When the same situation happens again later during the training phase, ONA will not rely on motor babbling, but instead use its decision making algorithm and Goal Deduction, as detailed by (Hammer, 2022).

8.2 Changing contingencies task

As expected, no learning happened during the baseline phase, where NARS was less than 25% correct in both phases. In the first training phase, NARS was 100% correct after two completed blocks of 12 trials. During testing, the system was 100% correct without any feedback being present. In the second training phase, where the contingencies were reversed, the system could adapt to the change as indicated by the increase in number of correct responses over time, with 75% correct in the final block of the phase. Finally, in the second testing phase, the system’s performance was 91.7% correct, indicating that a successful retraining had been conducted. The results are further illustrated in Figure 4.

Figure 4
www.frontiersin.org

Figure 4. Operant conditioning with changing contingencies. Dots illustrate the percent of correct in blocks of 12 trials. The solid lines show the mean NARS frequency values for the respective hypotheses.
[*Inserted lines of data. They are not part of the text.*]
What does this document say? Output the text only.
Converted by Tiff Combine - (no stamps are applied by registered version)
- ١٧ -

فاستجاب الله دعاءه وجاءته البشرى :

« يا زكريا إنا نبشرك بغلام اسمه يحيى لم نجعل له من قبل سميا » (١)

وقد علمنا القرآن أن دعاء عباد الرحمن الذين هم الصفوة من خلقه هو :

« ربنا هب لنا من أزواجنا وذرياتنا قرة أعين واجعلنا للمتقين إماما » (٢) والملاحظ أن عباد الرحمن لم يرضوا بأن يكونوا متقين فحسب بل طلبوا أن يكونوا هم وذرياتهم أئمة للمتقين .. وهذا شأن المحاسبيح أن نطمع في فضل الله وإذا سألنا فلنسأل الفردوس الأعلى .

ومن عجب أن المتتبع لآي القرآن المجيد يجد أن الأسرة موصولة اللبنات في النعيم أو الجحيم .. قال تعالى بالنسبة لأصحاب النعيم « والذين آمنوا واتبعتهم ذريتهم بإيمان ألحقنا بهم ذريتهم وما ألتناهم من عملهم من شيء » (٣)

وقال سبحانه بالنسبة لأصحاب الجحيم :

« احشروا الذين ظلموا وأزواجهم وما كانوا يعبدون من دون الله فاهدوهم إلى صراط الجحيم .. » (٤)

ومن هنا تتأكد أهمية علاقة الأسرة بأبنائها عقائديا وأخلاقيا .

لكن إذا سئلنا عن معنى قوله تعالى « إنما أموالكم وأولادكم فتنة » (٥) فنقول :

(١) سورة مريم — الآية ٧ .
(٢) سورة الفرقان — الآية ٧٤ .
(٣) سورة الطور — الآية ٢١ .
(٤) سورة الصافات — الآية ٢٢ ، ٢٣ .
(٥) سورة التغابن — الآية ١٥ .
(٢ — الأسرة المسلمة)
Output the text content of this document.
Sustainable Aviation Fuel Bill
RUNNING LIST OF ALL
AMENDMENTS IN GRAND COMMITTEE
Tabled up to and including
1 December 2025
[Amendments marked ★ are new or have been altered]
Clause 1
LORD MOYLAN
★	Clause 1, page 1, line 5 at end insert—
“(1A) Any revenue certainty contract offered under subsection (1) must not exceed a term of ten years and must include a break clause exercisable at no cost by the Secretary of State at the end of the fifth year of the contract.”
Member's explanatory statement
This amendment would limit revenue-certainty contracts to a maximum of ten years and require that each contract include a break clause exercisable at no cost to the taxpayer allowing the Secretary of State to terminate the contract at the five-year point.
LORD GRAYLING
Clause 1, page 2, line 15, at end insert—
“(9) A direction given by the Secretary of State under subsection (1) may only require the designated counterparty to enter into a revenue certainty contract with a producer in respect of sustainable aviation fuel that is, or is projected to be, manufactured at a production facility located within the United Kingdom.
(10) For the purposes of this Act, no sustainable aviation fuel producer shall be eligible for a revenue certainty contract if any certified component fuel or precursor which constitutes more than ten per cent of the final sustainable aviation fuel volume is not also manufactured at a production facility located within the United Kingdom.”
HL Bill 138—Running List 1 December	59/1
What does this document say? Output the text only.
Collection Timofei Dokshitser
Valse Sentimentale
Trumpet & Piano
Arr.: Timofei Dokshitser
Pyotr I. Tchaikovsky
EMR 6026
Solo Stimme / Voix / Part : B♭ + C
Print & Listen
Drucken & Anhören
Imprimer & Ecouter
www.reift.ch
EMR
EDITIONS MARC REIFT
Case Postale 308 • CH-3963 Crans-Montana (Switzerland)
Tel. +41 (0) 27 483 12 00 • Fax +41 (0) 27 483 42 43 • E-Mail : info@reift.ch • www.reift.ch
To further illustrate how the NARS system was able to adapt to changing contingencies, the change in average frequency value of the two target hypotheses can be described over time. This is also illustrated in Figure 4. As seen in Figure 4, the average frequency value for the first hypothesis was close to 1.0 during the first training and testing, meaning that the system had not received any negative evidence. However, when the contingencies were reversed in the second training phase, the frequency value of the first hypothesis immediately decreased, taking the negative evidence into account. The frequency value of the second hypothesis however, did not rise above zero until the start of the second training, where the hypothesis got positive evidence for the first time.

These results do all together indicate that a NARS system can adapt in realtime in the form that is necessary when contingencies are reversed midway through a task.

8.2.1 Examples from changed contingencies

The experiment starts out similar as to the example in Section 8.1.1 during the first training phase. However, after the contingencies change, and reinforcement is not provided for executing ˆleft and ˆright when A1 is to the left and right, respectively, the system is forced to readapt. For example, if the following situation is shown to the system:

<A1 --> [left]>. :|:

<A2 --> [right]>. :|:

G! :|:

The system will execute ˆleft based on its previous learning. However, instead of G. :|: as a consequence, G. :|: {0.0 0.9} will be provided. An explanation of how Revision is used will be provided.

Before the negative feedback, the following hypothesis will have a frequency close to 1.0:

<(<A1 --> [left]> &/ ^left) =/> G>. {0.98, 0.41}

In the above, 0.98, 0.41 means frequency = 0.98, and confidence = 0.41.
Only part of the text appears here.